How long is too long to wait to make a sequel to your movie? Increasingly, the question is becoming moot: No movie these days is too old to get a sequel, as long, of course, as that sequel is commercially relevant. Such an approach has seen results both good (Mad Max: Fury Road, released 30 years after Mad Max Beyond Thunderdome) and not-so-good (Zoolander 2), but fortunately for Danny Boyle, his 20-years-later sequel T2 Trainspotting seems to have landed in the former camp, opening to strong reviews as it expands wide this weekend.
T2 reunites many of the principals from the first film, including Boyle, writer John Hodge, and stars Ewan McGregor, Ewen Bremmer, Johnny Lee Miller, and Robert Carlyle, checking in with the gang two decades later: Mark Renton (McGregor) returns to Edinburgh to find Spud (Bremmer), Sick Boy (Miller), and Begbie (Carlyle) still stuck, to varying degrees, in the cycles of their past.
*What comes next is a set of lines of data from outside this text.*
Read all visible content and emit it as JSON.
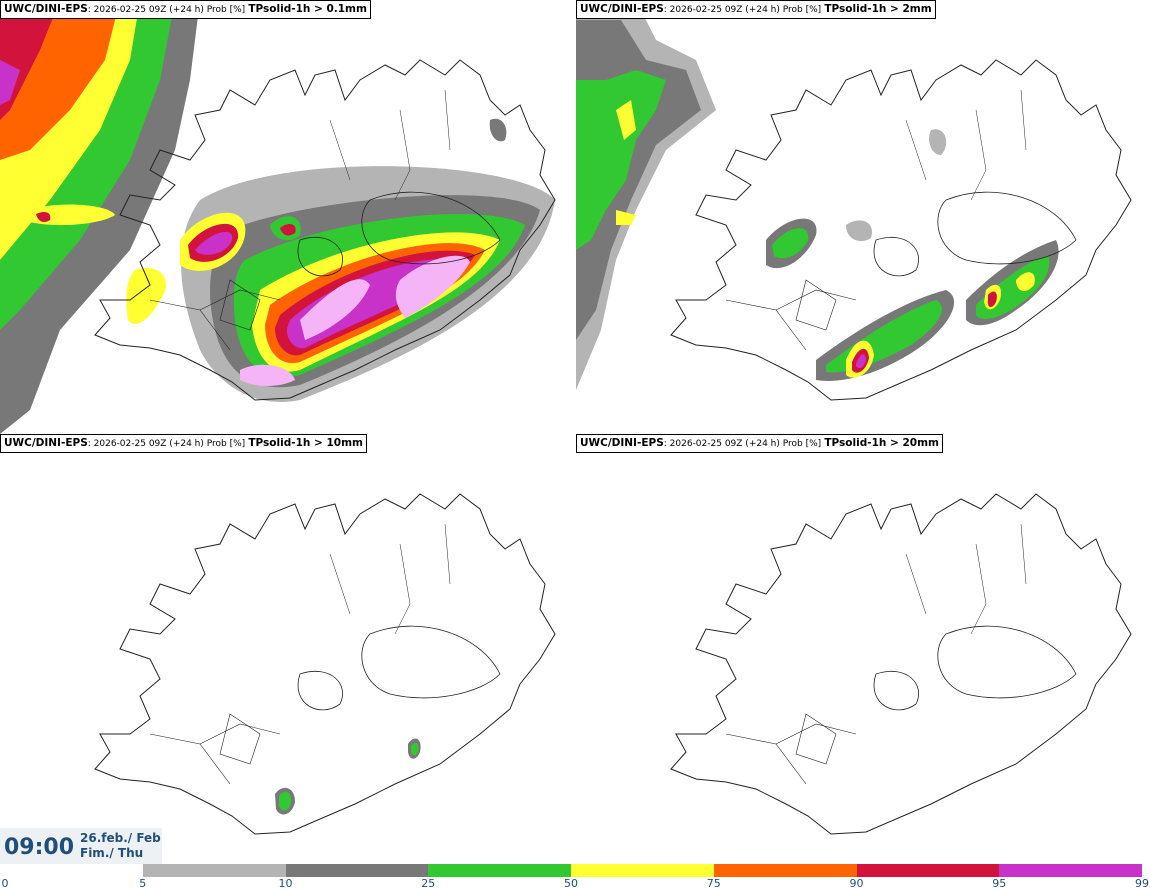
{
  "panels": [
    {
      "model": "UWC/DINI-EPS",
      "meta": ": 2026-02-25 09Z (+24 h) Prob [%]",
      "field": "TPsolid-1h > 0.1mm"
    },
    {
      "model": "UWC/DINI-EPS",
      "meta": ": 2026-02-25 09Z (+24 h) Prob [%]",
      "field": "TPsolid-1h > 2mm"
    },
    {
      "model": "UWC/DINI-EPS",
      "meta": ": 2026-02-25 09Z (+24 h) Prob [%]",
      "field": "TPsolid-1h > 10mm"
    },
    {
      "model": "UWC/DINI-EPS",
      "meta": ": 2026-02-25 09Z (+24 h) Prob [%]",
      "field": "TPsolid-1h > 20mm"
    }
  ],
  "timestamp": {
    "time": "09:00",
    "date_line1": "26.feb./ Feb",
    "date_line2": "Fim./ Thu"
  },
  "colorbar": {
    "ticks": [
      "0",
      "5",
      "10",
      "25",
      "50",
      "75",
      "90",
      "95",
      "99"
    ],
    "colors": [
      "#ffffff",
      "#b4b4b4",
      "#787878",
      "#32c832",
      "#ffff32",
      "#ff6400",
      "#d2143c",
      "#c832c8",
      "#f5b4f5"
    ]
  }
}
That allows the characters to be put through a wringer similar to the previous movie, but with plenty of chronological updates, including Snapchat filters, video games, and small-business loans from the European Union. Naturally, some things never change (heroin), and the final result ends up as iterative as it is progressive. Much like life.
If T2 mostly sticks the delayed landing, especially for fans of its predecessor — even if some elements have aged a little less well — then it raises a question for future filmmakers trying the same scheme. What exactly makes certain down-the-road sequels succeed where others fail? Here are a few tips for the next time Hollywood chooses to resurrect a sleeping franchise.
Make the time gap a major part of the story.
Almost unanimously, the best of this type of film tend to steer head-on into the fact that the characters have been out of view for a while. T2 does this with Renton’s return, which opens old wounds that date back, conveniently, to when these characters were in a movie together; by focusing exclusively on the protagonists of the first film, the question of time becomes infused into every scene, conversation, and narrative beat. Conversely, when movies brush the passage of time aside as a joke or a meta-narrative inconvenience (Zoolander 2, Dumb and Dumber To), that sense of insincerity tends to hang over the entire enterprise. The shining examples of how to use time across sequels are Richard Linklater’s Before trilogy and François Truffaut’s Antoine Doinel cycle, which both treat the years lost between films with as much interest as they do what we see onscreen. This serves the dual purpose of taking the audience’s lives seriously — after all, they aged just as much as the characters did — and justifying the decision to revisit the world in question.
A protégé helps.
If you’d rather focus mainly on the protagonist from the first film, mixing him or her with a younger milieu while staying within your lingua franca of choice, the best move is to find a protégé. The protégé will allow you to skew across demographics and put a new character through a familiar set of trials and tribulations, except more relevant and less obviously … old. In Martin Scorsese’s The Color of Money, Tom Cruise comes in to share hustling duties with The Hustler himself, Paul Newman. Similarly, Shia LaBeouf played the Tom Cruise to Michael Douglas’s Paul Newman in Wall Street: Money Never Sleeps, Oliver Stone’s 22-years-later sequel to Wall Street — although you could also say that LaBeouf plays the Charlie Sheen to Michael Douglas’s Michael Douglas, considering that the first film had already utilized the protégé dynamic for Gordon Gekko. Tron: Legacy, Indiana Jones and the Kingdom of the Crystal Skull (LaBeouf used to do this a lot), and Creed also used this technique, as did, to some extent, Star Wars: The Force Awakens.
Or focus on different characters entirely.
Failing either of those approaches, the best path is often to populate the same weird with a separate cast of characters. Mad Max: Fury Road did this to great effect, filling a world that connected aesthetically and thematically to that of the first three Mad Max movies with novel heroes, villains, societies, and scenery, with the film defined by its style and quality rather than relying on prior emotional investment from the audience. This tends to work particularly well when trying to get a larger franchise back up and running, as was the case with Prometheus and Jurassic World.